Performance tips
While CliffordNumbers.jl is intended to be a fast library without much special attention needed to obtain good performance, there are some ways to ensure you are maximizing performance that may not be obvious to a first-time user.
Use literal powers when possible
When exponentiating an AbstractCliffordNumber
, x^2
is preferred to x*x
. This package overloads Base.literal_pow
to provide efficient exponentiation in terms of the smallest type needed to represent the result.
As an example, KVector{1}
, being a 1-blade, necessarily squares to a scalar, so the return type of (x::KVector{1,Q})^2
is always KVector{0,Q}
. In general, every even power of a 1-blade is a scalar, and every odd power is a 1-blade. By contrast, x*x
returns an EvenCliffordNumber{Q}
. For small algebras, this distinction may not be significant, but in the 4D case, such as with the spacetime algebra, x*x
is 8 times longer than x^2
if x
is a KVector{1}
.
It is also important to note that variable exponents will usually trigger promotion to either EvenCliffordNumber
or CliffordNumber
, depending on the grading of the input. The greatest benefit comes from exponents that may be evaluated at compile time.

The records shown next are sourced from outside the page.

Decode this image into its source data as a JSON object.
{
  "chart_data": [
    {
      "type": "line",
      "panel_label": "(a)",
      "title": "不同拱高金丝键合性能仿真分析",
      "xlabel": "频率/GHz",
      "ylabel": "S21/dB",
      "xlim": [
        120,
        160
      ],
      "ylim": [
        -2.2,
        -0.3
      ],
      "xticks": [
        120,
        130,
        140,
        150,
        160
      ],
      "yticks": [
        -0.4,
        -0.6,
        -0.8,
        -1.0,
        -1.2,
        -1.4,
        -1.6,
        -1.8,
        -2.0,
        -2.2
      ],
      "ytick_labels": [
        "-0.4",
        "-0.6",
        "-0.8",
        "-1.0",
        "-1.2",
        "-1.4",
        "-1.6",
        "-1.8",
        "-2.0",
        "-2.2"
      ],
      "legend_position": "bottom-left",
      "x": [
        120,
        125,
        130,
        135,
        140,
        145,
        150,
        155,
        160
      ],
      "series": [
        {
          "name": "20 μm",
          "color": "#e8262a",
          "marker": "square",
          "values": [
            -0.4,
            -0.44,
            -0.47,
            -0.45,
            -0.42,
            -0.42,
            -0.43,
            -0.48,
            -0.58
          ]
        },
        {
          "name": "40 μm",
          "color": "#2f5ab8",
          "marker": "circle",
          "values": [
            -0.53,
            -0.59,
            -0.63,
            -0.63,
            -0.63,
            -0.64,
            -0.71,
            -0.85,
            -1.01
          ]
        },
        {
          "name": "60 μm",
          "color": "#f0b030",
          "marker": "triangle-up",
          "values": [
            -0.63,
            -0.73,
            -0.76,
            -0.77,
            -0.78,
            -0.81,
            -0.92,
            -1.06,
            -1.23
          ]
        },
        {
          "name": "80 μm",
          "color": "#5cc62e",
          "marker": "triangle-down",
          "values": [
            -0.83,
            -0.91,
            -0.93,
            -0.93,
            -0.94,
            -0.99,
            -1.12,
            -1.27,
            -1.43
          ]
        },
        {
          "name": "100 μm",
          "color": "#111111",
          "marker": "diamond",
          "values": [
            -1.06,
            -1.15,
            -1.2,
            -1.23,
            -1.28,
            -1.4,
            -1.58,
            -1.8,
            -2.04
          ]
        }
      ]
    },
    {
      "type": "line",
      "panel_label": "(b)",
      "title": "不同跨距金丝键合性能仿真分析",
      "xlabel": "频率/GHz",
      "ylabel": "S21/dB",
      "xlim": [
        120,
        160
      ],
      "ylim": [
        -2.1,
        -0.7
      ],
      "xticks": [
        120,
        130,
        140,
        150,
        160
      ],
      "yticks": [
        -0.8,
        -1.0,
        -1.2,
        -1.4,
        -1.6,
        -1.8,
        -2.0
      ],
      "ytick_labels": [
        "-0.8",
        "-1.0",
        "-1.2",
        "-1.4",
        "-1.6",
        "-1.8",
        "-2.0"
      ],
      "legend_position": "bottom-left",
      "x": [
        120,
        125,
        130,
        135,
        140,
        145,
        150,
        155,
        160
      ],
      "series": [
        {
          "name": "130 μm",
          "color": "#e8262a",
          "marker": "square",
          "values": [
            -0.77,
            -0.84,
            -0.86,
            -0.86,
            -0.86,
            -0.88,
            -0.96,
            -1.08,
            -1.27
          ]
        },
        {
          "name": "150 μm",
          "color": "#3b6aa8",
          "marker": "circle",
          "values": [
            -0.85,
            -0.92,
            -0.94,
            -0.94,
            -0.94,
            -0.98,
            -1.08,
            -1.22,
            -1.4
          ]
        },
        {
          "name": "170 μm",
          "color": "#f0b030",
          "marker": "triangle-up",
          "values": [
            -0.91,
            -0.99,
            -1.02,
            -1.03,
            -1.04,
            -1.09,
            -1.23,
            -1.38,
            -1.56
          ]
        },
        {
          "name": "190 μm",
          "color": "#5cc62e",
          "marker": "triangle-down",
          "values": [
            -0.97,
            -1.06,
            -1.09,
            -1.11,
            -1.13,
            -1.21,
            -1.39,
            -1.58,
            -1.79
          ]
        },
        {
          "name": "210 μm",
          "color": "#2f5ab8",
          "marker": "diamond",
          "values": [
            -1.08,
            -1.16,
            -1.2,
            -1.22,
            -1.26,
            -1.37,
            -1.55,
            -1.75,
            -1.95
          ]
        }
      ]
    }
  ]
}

Know which scalar types work best
In general, AbstractFloat
scalars are the best choice for the scalar type, followed by Integer
, then Rational
, then BigInt
or BigFloat
.
!!! note Fixed point numbers Fixed-point numbers haven't been tested with this package, but they are likely as performant as their backing type, which is usually an Integer
.
Scalars that are not pure bits
The most important examples of scalars that are not bits types are BigInt
and BigFloat
. While these may be necessary to represent certain coefficients accurately, there is a performance penalty for using them.
When a bits type is used as the scalar, Julia can represent an AbstractCliffordNumber
as an inline array of scalars without having to resort to pointers. This provides two major benefits:
- The type can live on the stack, meaning that no allocations are needed.
- The type can be stored contiguously in an
Array
.
For types that are not pure bits, the scalars are stored as pointers to data on the heap, which may or may not be contiguous, and the performance is usually reduced.
Rational
Unlike the machine integer types Int8
, Int16
, Int32
, and Int64
, or the floating point types Float16
, Float32
, and Float64
, performing operations with Rational
types is significantly slower, since it requires the use of Euclidean division, which is very slow compared to addition and multiplication.
Specialized kernels for Rational
products are provided that minimize the number of division operations needed, but these are still about 100 times slower than performing the same product with floating point scalars. Improving the speed of these multiplications is a goal for this package, but do not expect the speed to ever rival that of floating-point multiplication or division.
Avoid using CliffordNumber
in most circumstances
When performing geometric operations, you can almost always restrict yourself to OddCliffordNumber
or EvenCliffordNumber
as your largest types. Avoid adding objects with odd and even grades, as this will trigger promotion to CliffordNumber
.
If it appears CliffordNumber
is needed, you may want to ask whether you are using the correct algebra for your problem. This question is less so about optimization of your code and more so about how you conceptualize your problem: sometimes it makes more sense to use a larger algebra to get a better picture of the geometry, and use EvenCliffordNumber
in the larger algebra as your data representation.
One circumstance where you may wish to use CliffordNumber
is when working with idempotents of the algebra, which may be relevant when working with spinors.
Know how your CPU's SIMD extensions work
At this point, you've hit hyperoptimization territory. Notes here are intended more so for developers contributing to this package than for ordinary users, but they are included for the sake of completeness.
SIMD width
CliffordNumbers.jl is written to take advantage of CPU SIMD extensions. Usually, these consist of fixed-size registers of 128, 256, or 512 bits, depending on the implementation.
While Julia can generate efficient code for Tuple
types with up to 32 elements, it's especially efficient to use types that fit into one SIMD register. When using an x86 CPU with AVX2, which provides 256-bit registers, EvenCliffordNumber{STA,Float32}
is a more performant choice than EvenCliffordNumber{STA,Float64}
, since the former consists of 8 32-bit scalars (256 bits total) and the latter is twice the size (512 bits total).
SIMD operations
The various products of geometric algebra can be implemented in terms of three common SIMD operations: add, multiply, and permute. Although these operations are usually available for every basic real number type, some implementations have gaps which may prevent SIMD extension from being used.
One notable pitfall is the lack of SIMD multiply instructions for Int64
on x86 with AVX2 only. It is possible to perform a 64-bit multiply using AVX2, but these are not available as single instructions, and Julia's compiler does not generate SIMD code for these operations. On AVX-512 and AVX10, this instruction is available.